En el Gran Rex también había hombres, escondidos en el recurso del pudor, frente a tanta energía sexual que les pasaba de largo. Uno se animó y gritó: “Roberto, cantá ‘Pasional’”. Dos filas más adelante, una mujer lo reprendió: “Ma’ que pasional ni pasional. Callate la boca, infeliz”. El hombre, prudente en virtud de la desigual relación de fuerzas, no emitió más opiniones hasta el final del show. Que fue todo de ellas. Que se sentían aludidas cuando Sandro cantaba “Te quiero tanto amada mía” y abrazaba a una mujer imaginaria bajo un cielo estrellado. Y eran las beneficiarias directas de esos espasmos que lo invadían cuando interpretaba “Tengo”, y de esos movimientos pseudo masturbatorios que regalaba en “Penumbras”. A cambio de eso, entregaron todo. Sandro les pidió en un momento que resoplaran, “así me llega más aire”. El resultado fue tan contundente que les pidió que pararan: “¡Se está inflando el teatro!”, dijo, con picardía.

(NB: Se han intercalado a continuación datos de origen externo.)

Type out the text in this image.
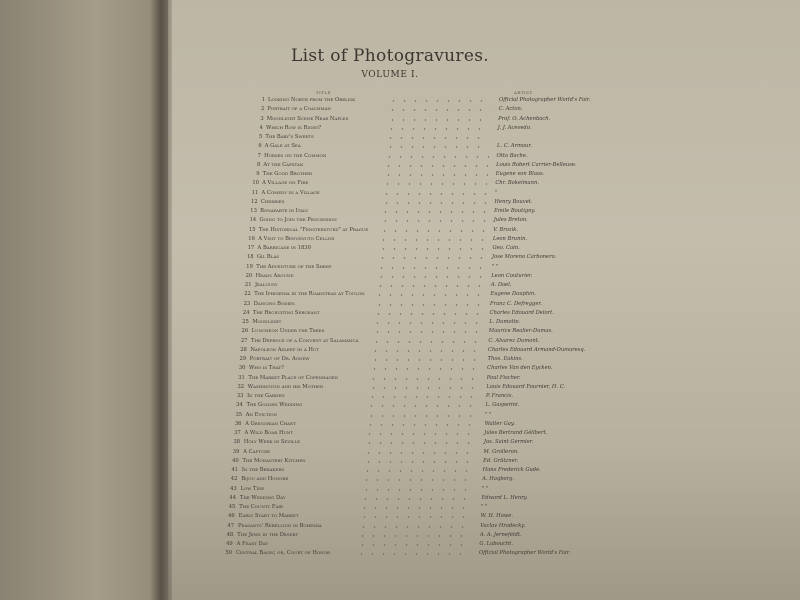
List of Photogravures.
VOLUME I.
TITLE	ARTIST
1 Looking North from the Obelisk	Official Photographer World's Fair.
2 Portrait of a Coachman	C. Acton.
3 Moonlight Scene Near Naples	Prof. O. Achenbach.
4 Which Row is Right?	J. J. Acevedo.
5 The Baby's Sweets
6 A Gale at Sea	L. C. Armour.
7 Horses on the Common	Otto Bache.
8 At the Capstan	Louis Robert Carrier-Belleuse.
9 The Good Brother	Eugene von Blaas.
10 A Village on Fire	Chr. Bokelmann.
11 A Comedy in a Village	"
12 Cherries	Henry Bouvet.
13 Bonaparte in Italy	Emile Boutigny.
14 Going to Join the Procession	Jules Breton.
15 The Historical "Fenstersturz" at Prague	V. Brozik.
16 A Visit to Benvenuto Cellini	Leon Brunin.
17 A Barricade in 1830	Geo. Cain.
18 Gil Blas	Jose Moreno Carbonero.
19 The Adventure of the Sheep	" "
20 Heads Around	Leon Couturier.
21 Jealousy	A. Dael.
22 The Iphigenia in the Roadstead at Toulon	Eugene Dauphin.
23 Dancing Bodies	Franz C. Defregger.
24 The Recruiting Sergeant	Charles Edouard Delort.
25 Moonlight	L. Dumotte.
26 Luncheon Under the Trees	Maurice Realier-Dumas.
27 The Defence of a Convent at Salamanca	C. Alvarez Dumont.
28 Napoleon Asleep in a Hut	Charles Edouard Armand-Dumaresq.
29 Portrait of Dr. Agnew	Thos. Eakins.
30 Who is That?	Charles Van den Eycken.
31 The Market Place of Copenhagen	Paul Fischer.
32 Washington and his Mother	Louis Edouard Fournier, H. C.
33 In the Garden	P. Francis.
34 The Golden Wedding	L. Gasperini.
35 An Eviction	" "
36 A Gregorian Chant	Walter Gay.
37 A Wild Boar Hunt	Jules Bertrand Gélibert.
38 Holy Week in Seville	Jos. Saint Germier.
39 A Capture	M. Grolleron.
40 The Monastery Kitchen	Ed. Grützner.
41 In the Breakers	Hans Frederick Gude.
42 Bijou and Honore	A. Haqborg.
43 Low Tide	" "
44 The Wedding Day	Edward L. Henry.
45 The County Fair	" "
46 Early Start to Market	W. H. Howe.
47 Peasants' Rebellion in Bohemia	Vaclav Hradecky.
48 The Jews in the Desert	A. A. Jernefeldt.
49 A Feast Day	G. Laboucht.
50 Central Basin; or, Court of Honor	Official Photographer World's Fair.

Fue el primer fin de semana. Habrá más. Veinte shows asegurados, en principio, y la posibilidad de quebrar su propio record, de cuarenta shows en el Gran Rex. Pero el fenómeno excede las cifras, y supera las fronteras sociales. Para cierta intelligentzia, Sandro es reivindicable porque ya dio la vuelta de todo, porque es misterioso, bizarro, y sus ocurrencias arriba del escenario (desde los chistes malos hasta el vestuario y la escenografía), que serían tildadas de grasa en otro artista, provocan la misma justificación redentora: “Es un grande de verdad”. Podría inferirse que su grandeza es tan incuestionable que puede permitirse todas las libertades, incluso las del mal gusto. Pero para gran parte del público, Sandro no es bizarro: es parte de su vida afectiva.